Vimeo of the Week: Small World Energy
Niles Heckman‘s Small World Energy is a wonderful little film telling the story of energy. Starting with the worst types of energy and finishing with the cleanest types of energy, his film shows what appears to be aerial views of these things. In actuality, it is a combo “of hand painting, photo collage, morphing, and texture projections.” He wrote of the film:
Being extremely passionate about clean energy and a sustainable future for the planet, I felt obligated to do my version of a public service announcement. The concept was to start dirty and end clean. Beginning by showing the most destructive forms of energy (deforestation, coal, oil, shale) in addition to some of their side effects and then transition to systems that are cleaner but still have major downsides associated (nuclear, bio fuels, hydro) and conclude with renewables (geothermal, tidal, solar, and wind) which have very minimal negative side effects and impact on our ecosystem.
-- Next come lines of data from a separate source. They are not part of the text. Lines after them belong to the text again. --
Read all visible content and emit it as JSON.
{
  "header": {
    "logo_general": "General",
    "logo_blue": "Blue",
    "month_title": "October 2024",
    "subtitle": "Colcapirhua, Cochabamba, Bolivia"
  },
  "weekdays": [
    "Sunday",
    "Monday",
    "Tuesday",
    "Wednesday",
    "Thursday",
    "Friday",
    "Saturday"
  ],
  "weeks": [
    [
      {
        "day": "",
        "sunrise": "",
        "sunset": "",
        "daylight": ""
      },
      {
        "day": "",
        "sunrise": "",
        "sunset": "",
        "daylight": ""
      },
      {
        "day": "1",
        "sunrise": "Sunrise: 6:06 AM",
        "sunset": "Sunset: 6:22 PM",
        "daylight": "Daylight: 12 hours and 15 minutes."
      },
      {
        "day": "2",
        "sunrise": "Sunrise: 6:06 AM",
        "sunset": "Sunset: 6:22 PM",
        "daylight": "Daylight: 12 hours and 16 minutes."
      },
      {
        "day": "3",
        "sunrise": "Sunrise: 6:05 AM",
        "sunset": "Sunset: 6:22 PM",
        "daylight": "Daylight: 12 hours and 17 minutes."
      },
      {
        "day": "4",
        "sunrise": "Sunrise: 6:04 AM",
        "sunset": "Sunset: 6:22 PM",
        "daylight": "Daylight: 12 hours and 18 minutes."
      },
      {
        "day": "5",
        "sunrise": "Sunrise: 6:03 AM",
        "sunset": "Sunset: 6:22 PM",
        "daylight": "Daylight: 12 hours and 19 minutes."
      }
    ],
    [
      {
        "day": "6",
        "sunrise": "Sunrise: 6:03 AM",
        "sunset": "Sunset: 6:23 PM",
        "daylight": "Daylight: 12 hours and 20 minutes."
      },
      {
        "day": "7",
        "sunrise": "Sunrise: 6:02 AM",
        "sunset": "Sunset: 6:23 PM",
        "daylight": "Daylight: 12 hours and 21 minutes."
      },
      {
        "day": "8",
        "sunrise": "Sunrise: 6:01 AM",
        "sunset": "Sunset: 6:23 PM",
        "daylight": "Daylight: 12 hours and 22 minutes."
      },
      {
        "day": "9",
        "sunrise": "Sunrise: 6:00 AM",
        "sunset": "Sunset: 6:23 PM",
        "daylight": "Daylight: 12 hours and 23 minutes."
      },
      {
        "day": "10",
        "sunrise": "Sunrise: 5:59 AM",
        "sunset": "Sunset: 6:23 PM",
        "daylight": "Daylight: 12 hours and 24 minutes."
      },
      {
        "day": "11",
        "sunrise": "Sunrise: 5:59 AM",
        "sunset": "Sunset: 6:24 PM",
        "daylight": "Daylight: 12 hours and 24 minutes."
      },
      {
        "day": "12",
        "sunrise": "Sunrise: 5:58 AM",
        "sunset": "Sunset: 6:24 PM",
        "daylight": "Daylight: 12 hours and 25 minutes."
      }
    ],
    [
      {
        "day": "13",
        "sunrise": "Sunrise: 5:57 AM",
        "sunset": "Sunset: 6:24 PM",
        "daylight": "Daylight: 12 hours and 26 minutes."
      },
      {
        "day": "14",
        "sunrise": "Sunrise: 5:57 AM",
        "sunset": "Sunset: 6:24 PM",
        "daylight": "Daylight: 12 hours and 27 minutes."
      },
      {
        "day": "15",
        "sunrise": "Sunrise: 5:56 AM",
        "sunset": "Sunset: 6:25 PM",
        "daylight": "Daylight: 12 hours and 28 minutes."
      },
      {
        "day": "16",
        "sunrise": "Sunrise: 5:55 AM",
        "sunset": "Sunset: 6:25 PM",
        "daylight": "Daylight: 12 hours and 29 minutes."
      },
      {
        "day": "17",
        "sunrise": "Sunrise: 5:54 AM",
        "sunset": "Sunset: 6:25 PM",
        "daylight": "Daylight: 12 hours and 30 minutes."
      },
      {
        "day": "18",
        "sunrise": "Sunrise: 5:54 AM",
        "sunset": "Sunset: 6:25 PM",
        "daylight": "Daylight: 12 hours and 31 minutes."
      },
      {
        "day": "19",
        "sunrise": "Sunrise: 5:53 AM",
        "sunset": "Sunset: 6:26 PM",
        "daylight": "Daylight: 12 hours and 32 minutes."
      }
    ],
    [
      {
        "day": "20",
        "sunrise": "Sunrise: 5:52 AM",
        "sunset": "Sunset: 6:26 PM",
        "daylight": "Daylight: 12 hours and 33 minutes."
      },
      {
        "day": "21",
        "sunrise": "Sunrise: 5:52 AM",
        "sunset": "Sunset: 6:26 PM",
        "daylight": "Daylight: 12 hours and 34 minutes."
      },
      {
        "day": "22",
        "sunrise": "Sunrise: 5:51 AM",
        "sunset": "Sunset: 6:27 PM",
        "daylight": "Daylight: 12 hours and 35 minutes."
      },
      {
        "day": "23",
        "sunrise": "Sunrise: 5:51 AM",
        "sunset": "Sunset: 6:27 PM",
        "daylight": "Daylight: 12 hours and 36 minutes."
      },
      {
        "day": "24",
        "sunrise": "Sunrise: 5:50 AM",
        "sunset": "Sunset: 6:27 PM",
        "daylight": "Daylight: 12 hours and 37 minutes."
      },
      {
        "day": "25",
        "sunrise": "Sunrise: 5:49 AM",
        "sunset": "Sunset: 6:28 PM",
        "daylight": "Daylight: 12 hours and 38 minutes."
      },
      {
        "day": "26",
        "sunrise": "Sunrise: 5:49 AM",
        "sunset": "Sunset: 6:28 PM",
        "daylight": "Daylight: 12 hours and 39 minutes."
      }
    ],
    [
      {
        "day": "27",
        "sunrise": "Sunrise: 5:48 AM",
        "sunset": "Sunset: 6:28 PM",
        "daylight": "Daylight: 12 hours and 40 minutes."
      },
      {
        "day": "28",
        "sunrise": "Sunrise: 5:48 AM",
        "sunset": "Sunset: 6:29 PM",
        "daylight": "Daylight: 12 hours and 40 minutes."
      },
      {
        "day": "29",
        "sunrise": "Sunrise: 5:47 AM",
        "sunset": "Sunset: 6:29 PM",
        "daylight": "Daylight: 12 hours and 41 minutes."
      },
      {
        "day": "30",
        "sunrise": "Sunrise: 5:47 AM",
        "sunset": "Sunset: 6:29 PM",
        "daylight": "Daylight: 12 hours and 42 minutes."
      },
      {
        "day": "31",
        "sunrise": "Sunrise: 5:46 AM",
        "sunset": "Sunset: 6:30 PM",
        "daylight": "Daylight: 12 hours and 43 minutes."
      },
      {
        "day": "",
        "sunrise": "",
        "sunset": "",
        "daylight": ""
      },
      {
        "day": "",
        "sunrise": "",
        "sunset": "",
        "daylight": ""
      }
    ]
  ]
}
Virtually all forms of generating energy share the commonality of being large-scale operations that take up a great deal of space and can most easily be shown from an aerial point of view.TILT SHIFT PHOTOGRAPHY works fantastic from a high angle POV and the miniature feel it generates through its depth of field is also a perfect story telling tool for saying how small our planet is. While being far from the first person to use tilt shift, Australian photographer KEITH LOUTIT‘s tilt shift combined with time laps photography work is spectacular and was a definite influence for doing this project in that style. Growing up I used to build tones with Lego’s and to this day love models & model train sets so I had been wanting to do a project using the tilt-shift + time laps technique and this idea was the perfect excuse. The actual execution was not done using aerial cinematography but instead employs a combination of hand painting, photo collage, morphing, and texture projections along with the very old but extremely usefulKEN BURNS EFFECT to essentially create as series of moving matte paintings. Andrew Kramer has done a great TUTORIAL that shows a very similar technique for how each shot in this piece was done.